Dans sa brillante intervention, Michel Bon, tout en se défendant de ne pas connaître grand-chose au sujet, a apporté un éclairage particulièrement original et riche sur l’interface armées-entreprises. Commençant par déclarer que la défense et le monde de l’entreprise n’avaient rien d’antinomique, il a remarqué que le vocabulaire du monde des affaires était déjà très « pollué » par le vocabulaire militaire. Ensuite, la présence des entreprises hors de France a pour lui une signification aussi importante que celle des forces armées ; il a affirmé que la force d’un pays se mesure non pas seulement dans sa capacité de projection de forces, mais aussi au nombre d’entreprises projetées dans le monde. « La France, combien d’entreprises au Top 500 ? », demanderait Staline aujourd’hui.
Par ailleurs, les entreprises, pour une part significative d’entre elles, ne sont pas indifférentes à la sécurité de la France, y compris pour leur fonctionnement, a dit le PDG de France Télécom en citant la sécurité des réseaux de télécommunication : « notre activité a donc des liens avec la défense du pays ». Ainsi, beaucoup de choses que font les militaires sont, selon lui, indispensables aux entreprises, et on peut même dire réciproquement, a-t-il assuré.
Évoquant ensuite les modes de fonctionnement, il a relevé la similitude entre le « commandement » et le « management ». Il a cité également la ligne de front devenue « le front des ventes », les services généraux devenus back-office, l’intendance rebaptisée logistique, etc. « Les armées ont en réalité un siècle d’avance sur les entreprises en termes d’organisation, et en cela aussi l’expérience d’un réserviste peut apporter quelque chose à l’entreprise ».

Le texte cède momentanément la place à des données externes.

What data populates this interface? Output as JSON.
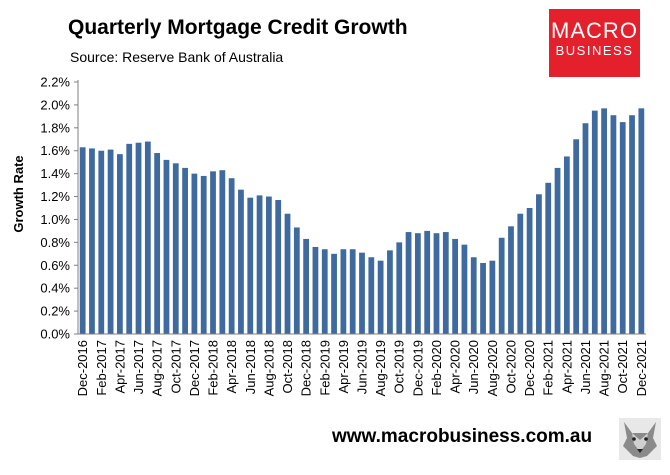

À la question, que peut-on attendre d’un réserviste, Michel Bon a répondu en soulignant que ce qui était capital, c’était d’échapper à la schizophrénie habituelle consistant à dire : il y a un temps pour l’armée et un temps pour le civil. « Les réservistes font le contraire, je crois qu’ils doivent porter le flambeau plus haut ». Cependant, si l’entreprise doit redécouvrir les acquis militaires, l’armée elle aussi doit « s’intéresser davantage aux talents professionnels de l’entreprise », ne serait-ce que parce qu’un réserviste acquiert dans sa carrière professionnelle des compétences qu’il n’a pas encore lors de son premier contact avec l’armée — rejoignant ainsi la préoccupation exprimée dans la matinée d’une véritable politique de « RH » pour gérer les réservistes.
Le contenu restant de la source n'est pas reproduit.